Not too long ago, I sat in my car for about 3 hours, bawling my eyes out. I wasn’t planning on going home that night. All I could think about was how exhausted I was; single mom of 3; full time career in a high pressure environment; bills higher than my paychecks; stress larger than my strength. I was tired of being strong for everyone else. I was tired of painting on a smile. I was tired of teaching my kids that they could do ANYTHING through Christ, yet I felt like I was capable of nothing. Though I would never tell anyone any of this; I just continued to smile and coast through each day.
I wasn’t planning on going home that night, because I no longer felt I could paint on a smile amd pretend to be well. I couldn’t think of one reason my kids needed me, because I was a disaster. I was bitter over trying over and over, and over, and never feeling like I was good enough. My heart was breaking. I wasn’t planning on going home that night; but I was planning the best way to end my life, to make sure I ended it, and couldn’t survive my efforts.

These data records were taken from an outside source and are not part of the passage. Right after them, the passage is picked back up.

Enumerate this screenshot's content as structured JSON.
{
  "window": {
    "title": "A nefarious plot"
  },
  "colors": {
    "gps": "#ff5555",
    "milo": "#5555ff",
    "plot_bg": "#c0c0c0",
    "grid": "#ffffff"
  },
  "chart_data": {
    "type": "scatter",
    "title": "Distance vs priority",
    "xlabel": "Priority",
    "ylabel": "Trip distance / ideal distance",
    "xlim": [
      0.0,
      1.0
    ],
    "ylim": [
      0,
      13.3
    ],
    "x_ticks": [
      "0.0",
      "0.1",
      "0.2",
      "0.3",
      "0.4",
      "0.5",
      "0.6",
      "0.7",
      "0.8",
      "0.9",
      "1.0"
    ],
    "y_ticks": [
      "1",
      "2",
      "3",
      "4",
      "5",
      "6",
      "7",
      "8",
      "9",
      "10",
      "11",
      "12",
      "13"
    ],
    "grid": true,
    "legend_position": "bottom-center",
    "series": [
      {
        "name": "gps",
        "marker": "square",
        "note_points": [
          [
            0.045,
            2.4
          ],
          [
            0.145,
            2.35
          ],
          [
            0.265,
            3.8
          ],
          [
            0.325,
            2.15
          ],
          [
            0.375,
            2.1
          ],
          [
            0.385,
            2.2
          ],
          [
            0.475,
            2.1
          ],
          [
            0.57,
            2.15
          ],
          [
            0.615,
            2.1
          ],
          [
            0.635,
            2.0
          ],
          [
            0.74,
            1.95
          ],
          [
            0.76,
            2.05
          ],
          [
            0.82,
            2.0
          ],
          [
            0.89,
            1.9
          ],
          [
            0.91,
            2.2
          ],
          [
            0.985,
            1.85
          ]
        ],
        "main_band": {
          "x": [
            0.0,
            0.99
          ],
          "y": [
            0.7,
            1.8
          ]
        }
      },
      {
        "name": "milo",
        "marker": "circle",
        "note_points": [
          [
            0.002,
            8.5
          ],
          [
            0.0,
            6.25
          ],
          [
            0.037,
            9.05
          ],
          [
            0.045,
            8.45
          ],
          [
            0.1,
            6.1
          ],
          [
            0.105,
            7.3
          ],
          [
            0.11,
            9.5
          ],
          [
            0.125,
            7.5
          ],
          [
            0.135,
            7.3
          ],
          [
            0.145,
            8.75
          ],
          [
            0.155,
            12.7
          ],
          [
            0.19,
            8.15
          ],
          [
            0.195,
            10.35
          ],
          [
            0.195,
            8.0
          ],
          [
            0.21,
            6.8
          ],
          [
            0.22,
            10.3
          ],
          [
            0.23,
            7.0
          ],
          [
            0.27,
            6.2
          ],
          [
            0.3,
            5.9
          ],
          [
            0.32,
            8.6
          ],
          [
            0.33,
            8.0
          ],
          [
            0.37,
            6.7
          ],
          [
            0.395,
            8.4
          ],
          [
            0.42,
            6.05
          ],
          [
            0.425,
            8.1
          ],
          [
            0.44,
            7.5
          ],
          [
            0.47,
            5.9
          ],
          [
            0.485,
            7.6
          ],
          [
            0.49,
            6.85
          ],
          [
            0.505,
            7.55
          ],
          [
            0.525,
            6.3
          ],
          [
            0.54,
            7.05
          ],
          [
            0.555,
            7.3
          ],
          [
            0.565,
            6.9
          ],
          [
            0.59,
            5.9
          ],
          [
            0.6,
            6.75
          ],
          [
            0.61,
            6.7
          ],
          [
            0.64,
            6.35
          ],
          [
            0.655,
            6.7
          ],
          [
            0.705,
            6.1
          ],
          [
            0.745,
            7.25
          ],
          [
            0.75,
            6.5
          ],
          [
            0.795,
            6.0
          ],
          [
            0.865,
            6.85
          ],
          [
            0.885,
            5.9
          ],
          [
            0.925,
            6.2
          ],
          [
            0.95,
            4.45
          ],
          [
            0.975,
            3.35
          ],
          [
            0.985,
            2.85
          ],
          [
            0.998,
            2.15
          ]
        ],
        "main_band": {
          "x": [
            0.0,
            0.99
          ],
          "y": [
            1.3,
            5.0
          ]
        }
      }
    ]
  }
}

As my mind was exploding, I turned on the radio. It was programmed to Life 102.5, and the song was “Even If”. I happened to turn on the radio on the exact second of the first note of the song. I had heard it a dozen times, but that night, I listened. I had this overwhelming surge of strength move through me, and I continued to listen. When it was done, I put my car into drive, and went home.
That song saved my life that night. That song left my kids with a mother. That song gave me the strength to get help. I’m seeking Christian counseling now, and looking forward to saying “it is well with my soul”.
Thank you. Thank you for being there in my hopeless moments.